22 June 2012

Sales Show Housing Market on the Mend

Story first appeared in The Wall Street Journal.
Sales of previously owned homes in May posted sharp gains compared with a year ago, but were down from April, underscoring the fragility of the housing market's recovery.

The National Association of Realtors reported Thursday that sales of existing, or previously owned, homes sold at a seasonally adjusted annual rate of 4.55 million units in May.

While that was down 1.5% from 4.62 million in April, it represented an increase of 9.6% compared with a year earlier and represented the 11th consecutive month of year-over-year increases in sales.

The data reflect completed sales transaction of single-family homes, townhouses and condominiums.

The monthly drop reflected tight inventory rather than softening demand. The normal seasonal upturn in inventory did not occur this spring, and the result is a shortage of properties for sale.

That is partly because some potential sellers are keeping their homes off the market in hopes of higher prices in the future.

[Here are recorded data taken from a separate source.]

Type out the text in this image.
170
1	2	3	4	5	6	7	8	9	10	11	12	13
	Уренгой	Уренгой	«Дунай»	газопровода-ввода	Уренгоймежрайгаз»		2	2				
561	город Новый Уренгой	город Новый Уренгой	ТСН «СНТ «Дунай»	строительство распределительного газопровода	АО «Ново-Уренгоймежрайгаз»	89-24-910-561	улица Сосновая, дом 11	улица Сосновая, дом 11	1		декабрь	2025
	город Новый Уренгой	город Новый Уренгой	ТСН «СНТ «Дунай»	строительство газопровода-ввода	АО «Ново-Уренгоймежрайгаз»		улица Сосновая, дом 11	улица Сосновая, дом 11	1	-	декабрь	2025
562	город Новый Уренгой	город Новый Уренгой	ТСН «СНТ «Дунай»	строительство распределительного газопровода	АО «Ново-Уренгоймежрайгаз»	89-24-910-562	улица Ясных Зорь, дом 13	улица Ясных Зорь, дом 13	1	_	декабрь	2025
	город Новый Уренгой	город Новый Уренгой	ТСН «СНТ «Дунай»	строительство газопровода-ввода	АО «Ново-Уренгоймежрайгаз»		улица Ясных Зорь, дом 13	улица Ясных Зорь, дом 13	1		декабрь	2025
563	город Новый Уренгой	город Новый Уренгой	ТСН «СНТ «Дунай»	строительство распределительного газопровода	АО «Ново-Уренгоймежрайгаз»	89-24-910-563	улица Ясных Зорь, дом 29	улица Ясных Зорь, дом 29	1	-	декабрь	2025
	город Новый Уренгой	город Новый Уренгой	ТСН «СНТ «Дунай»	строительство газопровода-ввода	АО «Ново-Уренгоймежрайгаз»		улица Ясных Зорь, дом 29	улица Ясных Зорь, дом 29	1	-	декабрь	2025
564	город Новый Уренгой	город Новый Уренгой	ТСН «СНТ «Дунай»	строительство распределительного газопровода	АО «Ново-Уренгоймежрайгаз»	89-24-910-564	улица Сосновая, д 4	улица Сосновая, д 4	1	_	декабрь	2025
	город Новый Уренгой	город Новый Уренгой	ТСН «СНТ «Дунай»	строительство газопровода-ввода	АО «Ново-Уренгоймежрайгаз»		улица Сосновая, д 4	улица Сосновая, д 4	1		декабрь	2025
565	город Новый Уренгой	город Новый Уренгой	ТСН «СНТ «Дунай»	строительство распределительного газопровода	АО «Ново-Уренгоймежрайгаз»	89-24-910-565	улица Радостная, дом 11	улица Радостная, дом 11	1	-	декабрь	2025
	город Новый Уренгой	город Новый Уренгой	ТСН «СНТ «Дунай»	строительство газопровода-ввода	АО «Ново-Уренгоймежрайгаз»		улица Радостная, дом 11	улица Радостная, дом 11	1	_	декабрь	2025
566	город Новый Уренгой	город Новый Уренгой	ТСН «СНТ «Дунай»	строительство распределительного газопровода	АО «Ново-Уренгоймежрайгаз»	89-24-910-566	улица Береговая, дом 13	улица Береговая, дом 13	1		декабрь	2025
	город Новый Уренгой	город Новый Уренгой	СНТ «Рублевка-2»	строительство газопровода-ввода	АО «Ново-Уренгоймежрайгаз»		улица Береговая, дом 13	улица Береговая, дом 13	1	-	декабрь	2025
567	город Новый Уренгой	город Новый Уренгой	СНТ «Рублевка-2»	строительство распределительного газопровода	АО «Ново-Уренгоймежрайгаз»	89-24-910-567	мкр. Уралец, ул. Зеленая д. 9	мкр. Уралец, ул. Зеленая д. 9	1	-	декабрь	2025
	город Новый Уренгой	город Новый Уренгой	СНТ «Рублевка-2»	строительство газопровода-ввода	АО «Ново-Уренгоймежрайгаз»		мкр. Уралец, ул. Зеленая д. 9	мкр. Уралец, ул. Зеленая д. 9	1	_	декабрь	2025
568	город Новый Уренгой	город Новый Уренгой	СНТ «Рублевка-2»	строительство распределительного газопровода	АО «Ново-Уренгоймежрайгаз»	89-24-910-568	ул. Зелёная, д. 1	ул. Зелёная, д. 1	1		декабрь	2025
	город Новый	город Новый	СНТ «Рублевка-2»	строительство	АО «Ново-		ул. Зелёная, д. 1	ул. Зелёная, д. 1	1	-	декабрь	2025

At the end of May, there was a 6.6-month supply of homes for sale, slightly higher than April but 20% below levels of a year ago, according to the report.

Banks have contributed to the tight inventory by limiting the number of foreclosed properties they put up for sale. Distressed properties—which includes foreclosures—accounted for a quarter of all sales in May, down from 31% in the same month a year ago.

Sellers held off selling because they thought they'd have to price their properties really low, and buyers held off because they thought the prices would keep coming down and down and down.

Meanwhile, prices are edging higher. The national median price of an existing home in May was $182,600, up 7.9% from a year ago and the third consecutive month of year-to-year price gains.

In Winnetka, Ill., a dermatologist just sold his $1.04 million home to move into a larger six-bedroom nearby. He wanted a bigger backyard and more space for his family. The house he bought for $1.87 million had been on the market for more than 400 days. Meanwhile, the old house received multiple offers and went into contract within five days.

The family was motivated to buy and sell quickly because they wanted to take advantage of low interest rates. A Freddie Mac survey this week showed 30-year fixed-rate mortgages fell to 3.66%, a record low.

Despite the recent improvements in the housing market, concern that conditions could change has made some people anxious.